The door opened immediately to reveal not Delanie, but her assistant, Connie, dressed in a thick bathrobe, blinking at him through heavy glasses.
“Good morning,” Mitchell offered, silently cursing himself for the bouquet of flowers. It could only be uncomfortable to be caught in the act of pursuing a romantic encounter by an employee, even if the employee wasn’t technically his own.
But he didn’t try to hide the bouquet, knowing it would only make him look sillier.
“Good morning,” the other woman said, staring at him.
“I…thought Delanie lived here,” he said, hating the gawky, teenager awkwardness flooding him.
“She does,” Connie said, glancing quickly at his floral tribute. “Did you want to see her about something?”
“Yes. Is she up yet?” he asked, brazening the situation out as cheerfully as he could.
“Sure,” Connie said awkwardly, stepping back to let him in. “Come in and make yourself comfortable. Just step over the baby toys.”
Mitchell halted inside the door, looking down at the golden-haired, blue-eyed baby who sat on the floor surrounded by brightly-colored plastic rings.
Squatting down, he smiled at the infant, holding out his hand. “Hi, little one.”
The baby stared at him a moment, her gaze considering. Then, rolling forward onto her hands and knees, she crawled toward him,
a wide smile on her face.
Delanie’s assistant pushed the door closed and locked it. Turning to the baby, she cooed. “Jenna’s having a lovely morning, isn’t she? Are you hungry yet, sweeting? Time for your bottle.”

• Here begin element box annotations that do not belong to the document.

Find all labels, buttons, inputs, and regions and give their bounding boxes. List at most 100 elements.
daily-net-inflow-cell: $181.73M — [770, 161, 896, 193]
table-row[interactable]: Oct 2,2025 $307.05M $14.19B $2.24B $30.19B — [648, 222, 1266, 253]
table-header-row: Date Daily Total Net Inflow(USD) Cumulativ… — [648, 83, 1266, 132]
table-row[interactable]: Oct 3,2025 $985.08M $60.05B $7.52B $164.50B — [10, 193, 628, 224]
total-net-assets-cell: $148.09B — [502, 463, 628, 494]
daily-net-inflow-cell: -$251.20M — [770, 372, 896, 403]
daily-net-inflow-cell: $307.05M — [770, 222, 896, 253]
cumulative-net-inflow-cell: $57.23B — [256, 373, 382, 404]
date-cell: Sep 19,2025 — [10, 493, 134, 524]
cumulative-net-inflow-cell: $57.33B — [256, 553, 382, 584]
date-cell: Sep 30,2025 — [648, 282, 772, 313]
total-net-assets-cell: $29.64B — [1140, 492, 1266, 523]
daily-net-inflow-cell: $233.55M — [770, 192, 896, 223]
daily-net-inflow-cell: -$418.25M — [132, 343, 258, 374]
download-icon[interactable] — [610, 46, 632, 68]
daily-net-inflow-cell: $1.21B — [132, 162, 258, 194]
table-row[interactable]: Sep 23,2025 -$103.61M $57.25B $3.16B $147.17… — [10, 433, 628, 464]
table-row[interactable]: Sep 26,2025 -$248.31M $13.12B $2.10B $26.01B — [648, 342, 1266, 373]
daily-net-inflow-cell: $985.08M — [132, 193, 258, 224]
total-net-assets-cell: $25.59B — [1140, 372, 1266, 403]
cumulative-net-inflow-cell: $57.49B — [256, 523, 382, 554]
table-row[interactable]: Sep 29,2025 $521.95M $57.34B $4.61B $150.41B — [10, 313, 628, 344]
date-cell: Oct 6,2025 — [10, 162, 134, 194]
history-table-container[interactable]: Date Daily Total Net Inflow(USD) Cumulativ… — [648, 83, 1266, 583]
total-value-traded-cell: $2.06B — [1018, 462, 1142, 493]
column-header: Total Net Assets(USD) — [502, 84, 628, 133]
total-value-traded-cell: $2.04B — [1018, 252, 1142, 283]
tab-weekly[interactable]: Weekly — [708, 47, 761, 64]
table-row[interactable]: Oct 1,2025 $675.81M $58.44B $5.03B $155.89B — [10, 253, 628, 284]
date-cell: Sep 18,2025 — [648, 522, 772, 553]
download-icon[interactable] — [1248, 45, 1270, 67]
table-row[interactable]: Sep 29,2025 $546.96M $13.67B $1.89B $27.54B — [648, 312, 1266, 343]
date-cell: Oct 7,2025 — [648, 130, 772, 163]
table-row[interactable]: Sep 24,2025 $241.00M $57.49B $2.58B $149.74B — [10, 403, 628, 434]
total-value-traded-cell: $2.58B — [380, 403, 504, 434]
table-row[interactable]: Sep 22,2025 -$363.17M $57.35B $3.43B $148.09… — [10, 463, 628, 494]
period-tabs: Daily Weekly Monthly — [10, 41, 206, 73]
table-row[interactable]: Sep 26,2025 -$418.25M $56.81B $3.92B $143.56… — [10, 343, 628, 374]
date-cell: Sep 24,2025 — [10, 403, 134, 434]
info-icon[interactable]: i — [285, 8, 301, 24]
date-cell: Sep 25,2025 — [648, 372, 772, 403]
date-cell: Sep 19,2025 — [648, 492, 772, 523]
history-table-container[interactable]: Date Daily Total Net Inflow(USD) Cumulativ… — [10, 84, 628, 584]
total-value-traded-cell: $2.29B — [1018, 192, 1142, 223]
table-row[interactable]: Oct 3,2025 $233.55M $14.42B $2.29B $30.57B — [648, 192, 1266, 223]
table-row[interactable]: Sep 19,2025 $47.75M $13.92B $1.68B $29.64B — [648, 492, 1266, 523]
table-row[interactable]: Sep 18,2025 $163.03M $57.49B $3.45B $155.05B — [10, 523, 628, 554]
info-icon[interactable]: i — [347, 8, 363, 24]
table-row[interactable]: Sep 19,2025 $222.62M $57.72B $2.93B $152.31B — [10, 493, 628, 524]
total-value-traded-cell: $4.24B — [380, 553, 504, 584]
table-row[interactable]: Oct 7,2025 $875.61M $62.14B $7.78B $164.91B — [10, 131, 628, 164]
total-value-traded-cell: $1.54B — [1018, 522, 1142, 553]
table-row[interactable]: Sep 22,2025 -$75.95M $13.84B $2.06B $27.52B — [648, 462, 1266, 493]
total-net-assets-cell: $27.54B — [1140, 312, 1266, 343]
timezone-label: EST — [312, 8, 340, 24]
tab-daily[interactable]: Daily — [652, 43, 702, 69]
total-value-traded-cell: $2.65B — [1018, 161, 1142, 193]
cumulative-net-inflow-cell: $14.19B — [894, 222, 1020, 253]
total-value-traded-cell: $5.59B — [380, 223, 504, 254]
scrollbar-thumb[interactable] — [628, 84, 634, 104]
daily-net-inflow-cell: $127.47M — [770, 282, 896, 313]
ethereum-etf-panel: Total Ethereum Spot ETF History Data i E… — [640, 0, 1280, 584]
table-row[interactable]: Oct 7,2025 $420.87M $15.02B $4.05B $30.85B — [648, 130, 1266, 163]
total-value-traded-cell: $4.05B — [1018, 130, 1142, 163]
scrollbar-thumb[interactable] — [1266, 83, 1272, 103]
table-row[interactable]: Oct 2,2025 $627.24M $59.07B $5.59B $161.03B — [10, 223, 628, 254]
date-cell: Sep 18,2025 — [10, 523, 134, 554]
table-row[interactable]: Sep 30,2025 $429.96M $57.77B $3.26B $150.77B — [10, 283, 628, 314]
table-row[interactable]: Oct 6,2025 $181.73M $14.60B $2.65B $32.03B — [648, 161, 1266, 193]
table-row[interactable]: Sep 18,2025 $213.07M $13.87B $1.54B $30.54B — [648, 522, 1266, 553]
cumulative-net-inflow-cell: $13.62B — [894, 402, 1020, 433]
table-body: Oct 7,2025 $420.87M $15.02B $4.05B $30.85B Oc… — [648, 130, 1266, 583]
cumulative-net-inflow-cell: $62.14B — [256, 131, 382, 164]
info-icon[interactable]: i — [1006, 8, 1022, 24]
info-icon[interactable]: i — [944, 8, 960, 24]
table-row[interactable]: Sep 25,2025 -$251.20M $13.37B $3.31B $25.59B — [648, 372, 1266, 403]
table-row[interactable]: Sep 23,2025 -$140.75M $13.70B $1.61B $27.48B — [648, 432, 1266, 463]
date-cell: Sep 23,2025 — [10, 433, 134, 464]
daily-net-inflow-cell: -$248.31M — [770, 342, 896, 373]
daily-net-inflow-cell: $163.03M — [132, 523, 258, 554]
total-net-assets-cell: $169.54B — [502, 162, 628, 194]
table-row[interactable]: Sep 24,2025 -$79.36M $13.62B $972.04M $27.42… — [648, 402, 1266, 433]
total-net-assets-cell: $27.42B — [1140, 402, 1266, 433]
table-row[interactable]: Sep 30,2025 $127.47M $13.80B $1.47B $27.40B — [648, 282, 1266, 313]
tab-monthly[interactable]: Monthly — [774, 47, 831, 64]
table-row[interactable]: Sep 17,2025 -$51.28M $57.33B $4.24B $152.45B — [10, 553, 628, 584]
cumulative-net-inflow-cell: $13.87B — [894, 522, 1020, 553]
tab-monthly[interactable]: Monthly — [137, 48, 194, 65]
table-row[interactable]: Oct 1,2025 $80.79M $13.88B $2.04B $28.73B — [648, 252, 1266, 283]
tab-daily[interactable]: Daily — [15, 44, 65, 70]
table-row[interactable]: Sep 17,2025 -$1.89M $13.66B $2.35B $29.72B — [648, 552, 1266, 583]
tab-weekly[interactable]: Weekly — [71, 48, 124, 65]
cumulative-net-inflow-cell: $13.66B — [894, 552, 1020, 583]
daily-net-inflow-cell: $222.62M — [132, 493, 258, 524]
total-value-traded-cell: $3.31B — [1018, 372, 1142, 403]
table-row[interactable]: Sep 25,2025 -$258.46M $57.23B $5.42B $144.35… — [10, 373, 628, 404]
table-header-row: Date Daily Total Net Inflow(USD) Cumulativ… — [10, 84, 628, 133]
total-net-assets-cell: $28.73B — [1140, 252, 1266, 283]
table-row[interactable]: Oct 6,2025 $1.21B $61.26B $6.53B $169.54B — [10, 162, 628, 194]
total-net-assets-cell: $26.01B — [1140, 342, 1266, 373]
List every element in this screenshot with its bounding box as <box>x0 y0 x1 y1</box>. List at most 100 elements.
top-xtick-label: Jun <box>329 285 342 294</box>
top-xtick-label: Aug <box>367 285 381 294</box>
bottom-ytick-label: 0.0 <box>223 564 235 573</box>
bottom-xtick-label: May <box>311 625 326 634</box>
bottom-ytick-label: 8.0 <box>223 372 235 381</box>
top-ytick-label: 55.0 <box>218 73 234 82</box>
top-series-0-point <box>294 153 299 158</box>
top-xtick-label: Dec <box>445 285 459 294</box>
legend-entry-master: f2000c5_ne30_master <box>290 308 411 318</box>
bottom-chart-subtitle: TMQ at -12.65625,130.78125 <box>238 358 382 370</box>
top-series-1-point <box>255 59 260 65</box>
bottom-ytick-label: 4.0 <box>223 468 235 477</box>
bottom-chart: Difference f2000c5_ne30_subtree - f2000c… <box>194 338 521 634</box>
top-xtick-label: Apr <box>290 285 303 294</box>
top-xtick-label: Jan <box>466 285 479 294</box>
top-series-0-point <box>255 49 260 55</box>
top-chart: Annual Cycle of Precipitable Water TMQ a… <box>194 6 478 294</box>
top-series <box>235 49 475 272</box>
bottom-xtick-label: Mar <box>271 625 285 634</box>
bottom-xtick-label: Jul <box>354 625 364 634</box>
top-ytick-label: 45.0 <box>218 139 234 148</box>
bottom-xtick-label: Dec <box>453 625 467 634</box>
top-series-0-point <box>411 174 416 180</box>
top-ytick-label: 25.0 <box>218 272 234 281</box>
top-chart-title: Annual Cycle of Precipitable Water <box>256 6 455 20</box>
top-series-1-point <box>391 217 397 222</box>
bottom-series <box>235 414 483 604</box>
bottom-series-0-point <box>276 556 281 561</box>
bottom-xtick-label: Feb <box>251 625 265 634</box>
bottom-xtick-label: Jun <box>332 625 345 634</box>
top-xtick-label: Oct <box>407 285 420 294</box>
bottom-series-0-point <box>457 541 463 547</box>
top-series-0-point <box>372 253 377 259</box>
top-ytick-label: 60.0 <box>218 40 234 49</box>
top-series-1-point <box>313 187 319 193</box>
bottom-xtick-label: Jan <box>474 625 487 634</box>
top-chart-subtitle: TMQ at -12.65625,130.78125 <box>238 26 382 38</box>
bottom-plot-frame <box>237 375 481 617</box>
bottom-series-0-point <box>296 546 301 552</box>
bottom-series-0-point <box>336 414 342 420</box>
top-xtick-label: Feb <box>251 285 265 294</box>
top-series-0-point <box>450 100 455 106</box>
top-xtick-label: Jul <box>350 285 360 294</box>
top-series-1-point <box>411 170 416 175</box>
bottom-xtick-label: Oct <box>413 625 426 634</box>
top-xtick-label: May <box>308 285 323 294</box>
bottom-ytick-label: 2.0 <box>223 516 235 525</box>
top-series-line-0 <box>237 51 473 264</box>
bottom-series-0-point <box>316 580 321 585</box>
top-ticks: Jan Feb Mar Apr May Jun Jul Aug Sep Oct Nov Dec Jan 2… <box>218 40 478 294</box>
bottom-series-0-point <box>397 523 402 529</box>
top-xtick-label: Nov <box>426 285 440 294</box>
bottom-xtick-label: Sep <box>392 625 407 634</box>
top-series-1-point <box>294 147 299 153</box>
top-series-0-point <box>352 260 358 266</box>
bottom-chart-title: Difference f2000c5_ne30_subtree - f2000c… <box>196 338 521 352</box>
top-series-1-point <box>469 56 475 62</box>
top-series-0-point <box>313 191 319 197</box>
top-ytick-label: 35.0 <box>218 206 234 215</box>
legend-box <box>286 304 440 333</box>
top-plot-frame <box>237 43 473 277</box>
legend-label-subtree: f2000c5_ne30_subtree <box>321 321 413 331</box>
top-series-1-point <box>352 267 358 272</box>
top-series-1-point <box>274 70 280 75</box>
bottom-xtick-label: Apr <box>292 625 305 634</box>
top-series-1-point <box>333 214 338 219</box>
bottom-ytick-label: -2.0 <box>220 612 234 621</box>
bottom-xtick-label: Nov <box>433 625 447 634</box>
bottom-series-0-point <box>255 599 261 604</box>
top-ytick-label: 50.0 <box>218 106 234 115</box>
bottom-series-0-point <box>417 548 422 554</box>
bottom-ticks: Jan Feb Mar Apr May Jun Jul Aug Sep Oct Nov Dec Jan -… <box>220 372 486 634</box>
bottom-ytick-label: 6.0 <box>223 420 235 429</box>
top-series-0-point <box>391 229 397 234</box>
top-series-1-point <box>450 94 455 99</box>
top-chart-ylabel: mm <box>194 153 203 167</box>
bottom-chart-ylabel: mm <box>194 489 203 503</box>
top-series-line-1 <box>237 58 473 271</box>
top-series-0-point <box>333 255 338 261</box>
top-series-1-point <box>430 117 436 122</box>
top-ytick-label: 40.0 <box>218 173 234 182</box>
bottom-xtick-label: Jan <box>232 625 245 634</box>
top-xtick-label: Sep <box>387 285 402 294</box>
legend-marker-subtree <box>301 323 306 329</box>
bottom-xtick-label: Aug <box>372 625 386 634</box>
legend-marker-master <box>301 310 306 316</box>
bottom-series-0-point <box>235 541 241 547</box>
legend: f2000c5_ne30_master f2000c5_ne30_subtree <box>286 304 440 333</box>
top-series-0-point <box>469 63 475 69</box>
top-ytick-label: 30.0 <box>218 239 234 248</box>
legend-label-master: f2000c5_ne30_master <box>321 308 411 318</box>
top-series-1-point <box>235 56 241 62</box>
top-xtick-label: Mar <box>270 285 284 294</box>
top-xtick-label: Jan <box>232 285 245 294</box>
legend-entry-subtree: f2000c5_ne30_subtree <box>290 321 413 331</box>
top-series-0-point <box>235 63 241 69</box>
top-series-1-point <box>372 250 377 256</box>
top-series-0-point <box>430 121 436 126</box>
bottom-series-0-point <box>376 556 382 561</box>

“Jenna?” he said. “That’s a beautiful name. Hello, Jenna.”
The baby stopped in front of him, reaching out to clasp a small starfish-hand around his finger. Pulling herself up, she wavered at his knee.
“You’re very beautiful,” Mitchell told her before glancing up at Connie. “I didn’t know you had a child.”
Connie looked at him curiously. “I don’t. Jenna is Delanie’s baby.”
“Delanie’s!” Shock rolled through Mitchell as he stared at the tiny bit of humanity in front of him, her blue eyes questioning, a ready smile on her cherubic face.
Delanie had never mentioned a child, he thought stupidly. Surely there was a mistake. Wouldn’t she have told him something this important. Sometime just before or just after they’d made passionate love?
“I didn’t know Delanie had a baby,” he said numbly, his breath frozen in his chest as he stared at the child, blood thundering suddenly in his head.
She had a child? Why hadn’t she said something? Why hadn’t he heard about it? She’d told him she wasn’t married.
“I didn’t realize Delanie was married,” he said, his voice sounding oddly normal to his own ears as he tried to pump Delanie’s assistant for information. “Are she and her husband separated?”
Connie glanced up swiftly, a hint of caution descending over her already unreadable face. “She’s not married.”
“Oh.” He glanced at the child, unable to sort through all the thoughts running through his head. “It’s hard on kids when their parents divorce.”
Mitchell looked at the woman, not sure if he wanted her to agree with him and confirm his inference or not.
She shook her head reluctantly. “Delanie’s not divorced, either.”
Damn. He found himself smiling at the baby while a sick robotic part of his brain grappled with the information, trying to make sense of it, trying to figure out how old the child was.